Suzanne Maudet war Anfang Zwanzig, als sie im Sommer 1944 wegen ihrer Tätigkeit für die französische Résistance in Paris verhaftet und zunächst in das Frauenkonzentrationslager Ravensbrück verschleppt wurde. Wenig später kam sie dann in ein Außenlager des KZ Buchenwald in Leipzig-Schönefeld, wo sie zusammen mit etwa 5.000 Mitgefangenen Waffen für die deutsche Wehrmacht produzieren musste.
Als Mitte April 1945 das Lager aufgelöst wurde und die Häftlinge auf einen der berüchtigten Todesmärsche geschickt wurden, beschlossen Maudet und acht weitere junge Frauen zu fliehen. Liest man mit dem heutigen Wissen um die Verbrechen der Nationalsozialisten und die chaotischen Zustände der letzten Kriegstage diesen bereits 1945 / 1946 verfassten Bericht über die geglückte Flucht der neun Frauen, so erstaunt der ruhige, bisweilen ironische Erzählton.
Unterstützung von deutschen Soldaten und Zivilisten
Während Gräueltaten von SS-Leuten allenfalls kurz und wenig detailliert beschrieben werden, nimmt die Schilderung der achttägigen Flucht im April 1945 breiten Raum ein. Eingehend wird dargestellt, wie sich die Flüchtenden gegenseitig unterstützen, sich verstecken, Lebensmittel beschaffen und Unterkünfte organisieren.
Dabei wird deutlich, dass der Zusammenhalt der Frauen - sie sind zwischen 18 und 32 Jahre alt, sechs sind Französinnen, zwei Niederländerinnen, eine stammt aus Spanien, alle sind politische Häftlinge - eine wesentliche Voraussetzung ihres Überlebens ist.
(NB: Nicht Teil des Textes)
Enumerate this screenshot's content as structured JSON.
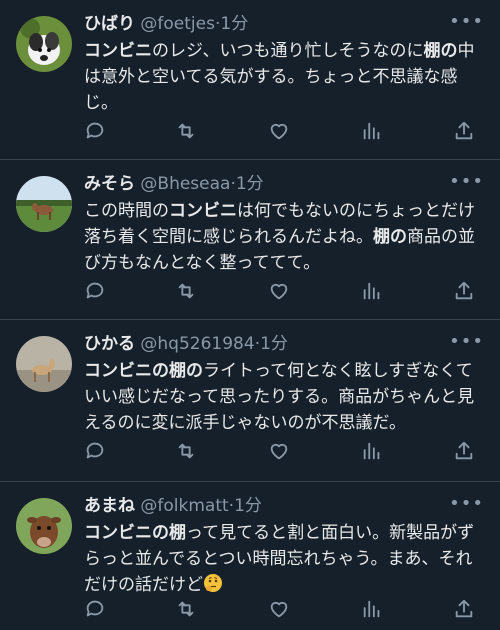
{
  "tweets": [
    {
      "name": "ひばり",
      "handle": "@foetjes",
      "sep": "·",
      "time": "1分",
      "more": "•••",
      "segments": [
        {
          "t": "コンビニ",
          "b": true
        },
        {
          "t": "のレジ、いつも通り忙しそうなのに",
          "b": false
        },
        {
          "t": "棚の",
          "b": true
        },
        {
          "t": "中は意外と空いてる気がする。ちょっと不思議な感じ。",
          "b": false
        }
      ]
    },
    {
      "name": "みそら",
      "handle": "@Bheseaa",
      "sep": "·",
      "time": "1分",
      "more": "•••",
      "segments": [
        {
          "t": "この時間の",
          "b": false
        },
        {
          "t": "コンビニ",
          "b": true
        },
        {
          "t": "は何でもないのにちょっとだけ落ち着く空間に感じられるんだよね。",
          "b": false
        },
        {
          "t": "棚の",
          "b": true
        },
        {
          "t": "商品の",
          "b": false
        },
        {
          "t": "並び方もなんとなく整っててて。",
          "b": false
        }
      ]
    },
    {
      "name": "ひかる",
      "handle": "@hq5261984",
      "sep": "·",
      "time": "1分",
      "more": "•••",
      "segments": [
        {
          "t": "コンビニの",
          "b": true
        },
        {
          "t": "棚の",
          "b": true
        },
        {
          "t": "ライトって何となく眩しすぎなくていい感じだなって思ったりする。商品がちゃんと見えるのに変に派手じゃないのが不思議だ。",
          "b": false
        }
      ]
    },
    {
      "name": "あまね",
      "handle": "@folkmatt",
      "sep": "·",
      "time": "1分",
      "more": "•••",
      "segments": [
        {
          "t": "コンビニの",
          "b": true
        },
        {
          "t": "棚",
          "b": true
        },
        {
          "t": "って見てると割と面白い。新製品がずらっと並んでるとつい時間忘れちゃう。まあ、それだけの",
          "b": false
        },
        {
          "t": "話",
          "b": false
        },
        {
          "t": "だけど",
          "b": false
        }
      ],
      "emoji": "thinking-face-emoji"
    }
  ],
  "icons": {
    "reply": "reply-icon",
    "retweet": "retweet-icon",
    "like": "like-icon",
    "views": "views-icon",
    "share": "share-icon"
  },
  "colors": {
    "background": "#15202b",
    "text": "#e7e9ea",
    "muted": "#8b98a5",
    "divider": "#38444d"
  }
}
Und es wird gezeigt, dass die Geflohenen immer wieder auf deutsche Soldaten und Zivilisten treffen, die ihnen helfen, indem sie ihnen etwas zu essen geben, Unterschlupf gewähren oder sie auch nur nicht verraten.
Erst 2004 veröffentlicht
Natürlich kann das die Verbrechen der Deutschen nicht aufwiegen; es zeigt aber, dass es selbst unter extremen Bedingungen möglich war, menschlich zu handeln, nicht Teil einer verbrecherischen Mordmaschinerie zu werden.
Suzanne Maudets Bericht wird durch Anmerkungen, eine informative Einleitung der Übersetzerin Ingrid Scherf sowie ein Nachwort von Verwandten der Autorin ergänzt. Beide Texte enthalten nicht nur wichtige Details zur Biografie Maudets; sie erläutern auch, warum dieser bereits kurz nach Kriegsende verfasste Bericht erst 2004 in Frankreich erschien.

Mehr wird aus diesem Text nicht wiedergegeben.